Die Verwertung solcher Abhänge in natürlicher Gestaltung ließ sich in besonders vorteilhafter Weise im Ruhrtal südlich von Essen längs der Heisinger Halbinsel durchführen. Es sei hier besonders die Volkserholungsstätte „Nottekampfsbank“ erwähnt. Die in den ruhrabhängen geschickt eingebauten Wanderwege - Ruhrhöhenweg - vermitteln herrliche Ausblicke auf das Tal mit seinem „Baldeney-See“, das typische Beispiel für wasser- und schwimmsportliche Ausnutzung. Auch die erfolgreiche Tätigkeit des Siebengebirgsvereins auf diesem Gebiet dürfte manche Anregung bieten.
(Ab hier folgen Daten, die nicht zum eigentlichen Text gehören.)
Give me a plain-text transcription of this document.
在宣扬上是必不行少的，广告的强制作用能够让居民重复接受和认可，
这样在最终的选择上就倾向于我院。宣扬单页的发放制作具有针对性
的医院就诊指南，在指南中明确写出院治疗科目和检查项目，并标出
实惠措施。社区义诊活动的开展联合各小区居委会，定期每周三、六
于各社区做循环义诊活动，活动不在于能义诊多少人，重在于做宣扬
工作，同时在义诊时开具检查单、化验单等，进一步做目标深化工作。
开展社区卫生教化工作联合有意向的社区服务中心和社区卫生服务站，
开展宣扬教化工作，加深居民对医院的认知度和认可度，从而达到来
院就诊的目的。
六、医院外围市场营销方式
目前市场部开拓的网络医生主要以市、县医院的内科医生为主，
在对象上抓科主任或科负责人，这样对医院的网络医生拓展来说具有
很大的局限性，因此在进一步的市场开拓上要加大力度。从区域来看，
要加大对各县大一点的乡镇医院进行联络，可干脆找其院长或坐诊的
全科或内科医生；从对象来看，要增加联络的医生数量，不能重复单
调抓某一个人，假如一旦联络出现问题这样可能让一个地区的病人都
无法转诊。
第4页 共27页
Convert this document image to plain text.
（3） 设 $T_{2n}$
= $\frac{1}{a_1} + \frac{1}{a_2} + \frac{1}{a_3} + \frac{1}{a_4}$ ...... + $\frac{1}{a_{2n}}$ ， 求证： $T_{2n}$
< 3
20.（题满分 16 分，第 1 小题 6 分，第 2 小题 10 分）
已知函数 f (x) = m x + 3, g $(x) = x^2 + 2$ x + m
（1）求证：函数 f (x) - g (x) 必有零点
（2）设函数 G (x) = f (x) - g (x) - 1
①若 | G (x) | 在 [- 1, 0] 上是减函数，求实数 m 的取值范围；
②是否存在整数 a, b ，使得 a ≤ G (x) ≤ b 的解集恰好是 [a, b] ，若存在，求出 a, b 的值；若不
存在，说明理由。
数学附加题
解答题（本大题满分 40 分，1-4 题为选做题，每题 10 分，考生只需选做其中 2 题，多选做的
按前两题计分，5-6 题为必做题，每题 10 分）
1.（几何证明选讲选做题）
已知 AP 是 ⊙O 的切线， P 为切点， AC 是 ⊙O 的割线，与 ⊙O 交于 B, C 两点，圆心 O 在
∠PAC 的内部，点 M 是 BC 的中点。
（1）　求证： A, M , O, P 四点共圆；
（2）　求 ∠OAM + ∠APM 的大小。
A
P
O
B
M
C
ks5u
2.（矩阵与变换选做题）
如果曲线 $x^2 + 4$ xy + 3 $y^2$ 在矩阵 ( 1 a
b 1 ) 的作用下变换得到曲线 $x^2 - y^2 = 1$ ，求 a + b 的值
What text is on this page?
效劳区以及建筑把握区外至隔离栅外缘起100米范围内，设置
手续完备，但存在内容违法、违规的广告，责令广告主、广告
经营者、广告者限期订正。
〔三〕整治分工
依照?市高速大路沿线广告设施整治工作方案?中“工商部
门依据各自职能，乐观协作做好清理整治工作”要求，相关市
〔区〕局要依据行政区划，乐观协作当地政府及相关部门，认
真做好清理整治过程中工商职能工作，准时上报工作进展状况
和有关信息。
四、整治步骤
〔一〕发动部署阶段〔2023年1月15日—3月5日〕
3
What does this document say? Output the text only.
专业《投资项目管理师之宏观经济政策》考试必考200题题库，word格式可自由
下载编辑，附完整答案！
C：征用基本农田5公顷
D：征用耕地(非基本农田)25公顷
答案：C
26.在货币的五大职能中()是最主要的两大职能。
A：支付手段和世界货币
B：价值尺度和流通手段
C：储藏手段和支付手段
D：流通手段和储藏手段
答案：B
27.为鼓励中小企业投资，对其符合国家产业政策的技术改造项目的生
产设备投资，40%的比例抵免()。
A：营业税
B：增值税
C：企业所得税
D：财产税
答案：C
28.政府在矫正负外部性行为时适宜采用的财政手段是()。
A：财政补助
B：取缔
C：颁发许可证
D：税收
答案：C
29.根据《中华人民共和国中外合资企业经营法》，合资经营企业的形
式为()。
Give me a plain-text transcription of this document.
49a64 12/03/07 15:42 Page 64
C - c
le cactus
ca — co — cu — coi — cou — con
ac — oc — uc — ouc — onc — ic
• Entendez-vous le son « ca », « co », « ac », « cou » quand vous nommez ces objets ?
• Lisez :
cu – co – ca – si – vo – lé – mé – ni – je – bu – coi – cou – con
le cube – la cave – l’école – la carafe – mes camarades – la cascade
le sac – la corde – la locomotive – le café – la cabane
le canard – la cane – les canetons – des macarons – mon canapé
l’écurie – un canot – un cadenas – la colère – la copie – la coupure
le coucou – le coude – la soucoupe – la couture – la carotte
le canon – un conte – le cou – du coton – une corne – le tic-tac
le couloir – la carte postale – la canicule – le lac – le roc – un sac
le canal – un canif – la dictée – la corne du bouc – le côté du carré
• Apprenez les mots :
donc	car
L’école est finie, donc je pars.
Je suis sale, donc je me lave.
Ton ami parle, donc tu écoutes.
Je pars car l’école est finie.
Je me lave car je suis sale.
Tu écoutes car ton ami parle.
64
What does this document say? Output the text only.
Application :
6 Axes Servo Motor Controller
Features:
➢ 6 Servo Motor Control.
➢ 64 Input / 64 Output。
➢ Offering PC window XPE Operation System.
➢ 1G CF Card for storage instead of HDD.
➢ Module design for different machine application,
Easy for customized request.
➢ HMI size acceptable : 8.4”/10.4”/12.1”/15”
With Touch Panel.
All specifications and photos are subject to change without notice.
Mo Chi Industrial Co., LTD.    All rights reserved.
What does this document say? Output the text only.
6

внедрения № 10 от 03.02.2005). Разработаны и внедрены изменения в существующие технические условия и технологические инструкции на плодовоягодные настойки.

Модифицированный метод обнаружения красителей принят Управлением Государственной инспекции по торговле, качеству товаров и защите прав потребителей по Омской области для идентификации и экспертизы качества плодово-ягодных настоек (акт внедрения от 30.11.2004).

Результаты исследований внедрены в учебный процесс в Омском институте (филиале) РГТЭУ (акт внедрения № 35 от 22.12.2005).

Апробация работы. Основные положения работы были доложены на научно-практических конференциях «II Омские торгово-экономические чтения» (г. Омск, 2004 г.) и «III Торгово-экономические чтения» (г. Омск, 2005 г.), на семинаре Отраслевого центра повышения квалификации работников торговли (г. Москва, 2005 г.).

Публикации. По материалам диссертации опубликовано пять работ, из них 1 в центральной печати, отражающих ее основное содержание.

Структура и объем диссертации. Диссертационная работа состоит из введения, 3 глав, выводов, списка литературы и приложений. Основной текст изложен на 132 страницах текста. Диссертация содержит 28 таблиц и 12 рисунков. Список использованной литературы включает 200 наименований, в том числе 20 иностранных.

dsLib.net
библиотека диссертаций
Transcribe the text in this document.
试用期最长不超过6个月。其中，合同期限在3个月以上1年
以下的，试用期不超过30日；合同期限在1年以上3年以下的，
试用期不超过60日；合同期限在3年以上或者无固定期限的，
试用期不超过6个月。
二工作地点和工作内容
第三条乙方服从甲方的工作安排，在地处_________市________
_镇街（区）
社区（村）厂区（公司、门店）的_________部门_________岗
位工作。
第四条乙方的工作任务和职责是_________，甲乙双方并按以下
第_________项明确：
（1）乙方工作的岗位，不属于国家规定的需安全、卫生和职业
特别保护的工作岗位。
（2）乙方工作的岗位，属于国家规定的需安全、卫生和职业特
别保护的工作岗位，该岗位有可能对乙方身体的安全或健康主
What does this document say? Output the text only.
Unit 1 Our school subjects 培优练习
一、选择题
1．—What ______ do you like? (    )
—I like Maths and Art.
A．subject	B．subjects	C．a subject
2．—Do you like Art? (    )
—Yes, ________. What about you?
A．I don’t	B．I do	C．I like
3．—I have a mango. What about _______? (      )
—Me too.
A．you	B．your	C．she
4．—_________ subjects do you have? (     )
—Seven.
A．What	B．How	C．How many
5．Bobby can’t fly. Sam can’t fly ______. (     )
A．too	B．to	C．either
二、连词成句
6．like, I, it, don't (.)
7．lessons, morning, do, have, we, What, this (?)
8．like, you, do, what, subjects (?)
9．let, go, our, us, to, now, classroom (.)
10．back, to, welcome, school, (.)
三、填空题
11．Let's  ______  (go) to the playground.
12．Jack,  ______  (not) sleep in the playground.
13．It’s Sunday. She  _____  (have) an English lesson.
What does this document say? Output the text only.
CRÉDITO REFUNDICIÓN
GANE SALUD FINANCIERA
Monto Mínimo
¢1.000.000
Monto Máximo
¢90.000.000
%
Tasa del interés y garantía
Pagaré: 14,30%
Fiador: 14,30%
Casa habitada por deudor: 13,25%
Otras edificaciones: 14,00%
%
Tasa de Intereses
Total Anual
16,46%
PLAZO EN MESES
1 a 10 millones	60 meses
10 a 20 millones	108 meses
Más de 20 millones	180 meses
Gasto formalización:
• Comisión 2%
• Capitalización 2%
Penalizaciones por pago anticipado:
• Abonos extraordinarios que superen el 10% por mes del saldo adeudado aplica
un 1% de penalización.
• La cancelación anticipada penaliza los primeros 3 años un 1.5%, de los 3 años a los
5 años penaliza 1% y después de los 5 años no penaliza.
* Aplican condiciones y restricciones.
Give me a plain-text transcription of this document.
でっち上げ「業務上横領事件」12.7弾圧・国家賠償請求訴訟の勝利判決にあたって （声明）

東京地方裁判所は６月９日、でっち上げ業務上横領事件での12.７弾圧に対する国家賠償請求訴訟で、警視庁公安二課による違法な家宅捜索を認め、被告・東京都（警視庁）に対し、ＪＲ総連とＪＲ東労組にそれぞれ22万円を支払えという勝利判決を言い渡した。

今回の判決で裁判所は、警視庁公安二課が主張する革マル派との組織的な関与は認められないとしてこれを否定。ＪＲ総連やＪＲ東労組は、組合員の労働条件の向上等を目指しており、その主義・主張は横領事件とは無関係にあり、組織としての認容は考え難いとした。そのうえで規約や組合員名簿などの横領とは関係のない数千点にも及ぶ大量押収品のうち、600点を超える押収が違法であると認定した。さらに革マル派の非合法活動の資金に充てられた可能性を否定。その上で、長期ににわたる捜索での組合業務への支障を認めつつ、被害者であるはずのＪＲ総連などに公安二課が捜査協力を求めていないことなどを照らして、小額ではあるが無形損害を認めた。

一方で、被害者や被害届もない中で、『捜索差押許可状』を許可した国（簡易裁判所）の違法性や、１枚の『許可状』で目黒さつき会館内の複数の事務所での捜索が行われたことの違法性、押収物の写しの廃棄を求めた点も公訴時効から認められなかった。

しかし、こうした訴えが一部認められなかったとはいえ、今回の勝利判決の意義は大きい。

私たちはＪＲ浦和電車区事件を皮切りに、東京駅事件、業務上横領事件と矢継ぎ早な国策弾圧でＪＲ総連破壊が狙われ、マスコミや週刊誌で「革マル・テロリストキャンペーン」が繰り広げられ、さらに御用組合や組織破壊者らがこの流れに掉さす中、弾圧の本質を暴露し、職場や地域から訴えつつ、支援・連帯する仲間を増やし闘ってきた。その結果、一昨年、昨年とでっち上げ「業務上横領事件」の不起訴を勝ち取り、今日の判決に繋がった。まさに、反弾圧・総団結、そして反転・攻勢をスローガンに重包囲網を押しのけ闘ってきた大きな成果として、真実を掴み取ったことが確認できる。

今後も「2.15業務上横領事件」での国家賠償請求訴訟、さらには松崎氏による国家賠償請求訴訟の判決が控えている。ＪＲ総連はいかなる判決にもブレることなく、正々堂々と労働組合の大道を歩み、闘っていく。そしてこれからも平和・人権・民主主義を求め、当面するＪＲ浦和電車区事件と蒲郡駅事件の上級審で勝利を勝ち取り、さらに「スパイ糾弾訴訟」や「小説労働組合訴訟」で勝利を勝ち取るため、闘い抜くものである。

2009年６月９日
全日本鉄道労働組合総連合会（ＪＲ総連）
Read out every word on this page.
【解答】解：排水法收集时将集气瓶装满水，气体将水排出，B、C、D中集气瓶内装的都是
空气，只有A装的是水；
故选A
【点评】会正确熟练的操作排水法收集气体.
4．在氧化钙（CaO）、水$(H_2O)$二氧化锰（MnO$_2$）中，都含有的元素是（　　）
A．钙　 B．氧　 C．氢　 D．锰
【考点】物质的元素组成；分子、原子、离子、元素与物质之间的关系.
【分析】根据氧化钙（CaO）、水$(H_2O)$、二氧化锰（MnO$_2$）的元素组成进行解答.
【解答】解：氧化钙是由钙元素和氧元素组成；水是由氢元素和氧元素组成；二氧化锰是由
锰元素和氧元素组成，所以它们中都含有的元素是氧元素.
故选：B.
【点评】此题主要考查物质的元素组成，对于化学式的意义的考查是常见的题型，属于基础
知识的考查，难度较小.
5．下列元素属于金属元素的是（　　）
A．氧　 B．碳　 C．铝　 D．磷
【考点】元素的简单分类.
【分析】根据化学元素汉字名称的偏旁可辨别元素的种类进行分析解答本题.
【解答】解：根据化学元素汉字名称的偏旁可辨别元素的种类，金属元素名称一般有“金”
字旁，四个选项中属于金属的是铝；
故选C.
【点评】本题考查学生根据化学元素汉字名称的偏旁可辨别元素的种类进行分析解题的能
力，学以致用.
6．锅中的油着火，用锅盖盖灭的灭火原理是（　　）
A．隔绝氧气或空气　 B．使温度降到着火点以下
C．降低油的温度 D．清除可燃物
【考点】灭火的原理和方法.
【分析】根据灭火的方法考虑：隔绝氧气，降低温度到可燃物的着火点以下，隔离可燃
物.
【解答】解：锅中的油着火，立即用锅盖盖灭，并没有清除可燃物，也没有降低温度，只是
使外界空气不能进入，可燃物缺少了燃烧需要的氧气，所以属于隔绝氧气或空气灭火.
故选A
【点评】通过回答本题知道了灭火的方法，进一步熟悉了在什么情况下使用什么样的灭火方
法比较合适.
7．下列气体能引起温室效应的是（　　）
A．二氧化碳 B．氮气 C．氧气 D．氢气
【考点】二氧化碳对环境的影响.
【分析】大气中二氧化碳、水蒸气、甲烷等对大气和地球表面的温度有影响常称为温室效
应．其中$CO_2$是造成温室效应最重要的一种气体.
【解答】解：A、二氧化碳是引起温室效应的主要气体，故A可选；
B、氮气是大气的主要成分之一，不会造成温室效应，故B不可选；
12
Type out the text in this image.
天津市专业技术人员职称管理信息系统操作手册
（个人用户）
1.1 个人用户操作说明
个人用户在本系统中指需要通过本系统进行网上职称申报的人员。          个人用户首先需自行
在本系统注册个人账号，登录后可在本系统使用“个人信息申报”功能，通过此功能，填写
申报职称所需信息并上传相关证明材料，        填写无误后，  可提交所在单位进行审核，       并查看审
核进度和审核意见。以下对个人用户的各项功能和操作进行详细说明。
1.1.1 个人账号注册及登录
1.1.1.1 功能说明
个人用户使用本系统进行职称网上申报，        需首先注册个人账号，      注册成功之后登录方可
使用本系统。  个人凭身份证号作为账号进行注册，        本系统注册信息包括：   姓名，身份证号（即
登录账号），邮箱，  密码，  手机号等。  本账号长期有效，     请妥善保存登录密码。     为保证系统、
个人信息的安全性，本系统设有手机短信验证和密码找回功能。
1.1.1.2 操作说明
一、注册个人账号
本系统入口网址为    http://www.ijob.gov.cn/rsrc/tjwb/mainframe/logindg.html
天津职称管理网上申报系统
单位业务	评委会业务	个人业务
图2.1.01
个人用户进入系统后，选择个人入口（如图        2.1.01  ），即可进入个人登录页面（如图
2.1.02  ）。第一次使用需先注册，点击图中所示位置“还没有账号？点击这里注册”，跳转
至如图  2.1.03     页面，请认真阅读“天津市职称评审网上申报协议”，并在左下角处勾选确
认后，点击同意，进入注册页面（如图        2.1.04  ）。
Die Überlegungen über die mögliche Zukunftsgestaltung des Gebietes ehemaliger Tagebaue im rheinischen Braunkohlengebiet wären wertlos, wollte man nicht gleichzeitig die

Frage der Finanzierung

und Durchführung erörtern. Wer den Nutzen aus der Gewinnung der Braunkohle und die Landschaft zerstört hat, wird auch für den Schaden aufkommen müssen! Hiernach wird man grundsätzlich der Braunkohle die Kosten der Anschüttungen (Rekultivierungen), die Bepflanzung der Böschungen, die Entwässerung des Seengebietes und des Ausbaues der Hauptwege auferlegen müssen. Der Ausbau aller Erholungs- und Sportanlagen, der Wanderwege, Höhenwege, der Anlage von Fischzuchten usw., ebenso die Unterhaltung und Nutzung all dieser Anlagen wird Sache eines zu bildenden Verbandes („Ville“-Verband?) sein, der auch das gesamte Gebiet zu Eigentum erwerben müßte. Hierbei wird auch an die wasserwirtschaftliche Nutzung der Seengebiete gedacht werden müssen, ebenso an die Nutzung geeigneter Flächen und Abhänge für den

Anbau von Steinobst

(Schattenmorellen, Pflaumen, Zwetschen usw.), mit denen Versuche an mehreren Stellen im Abbaugebiet bereits mit gutem Erfolg durchgeführt wurden.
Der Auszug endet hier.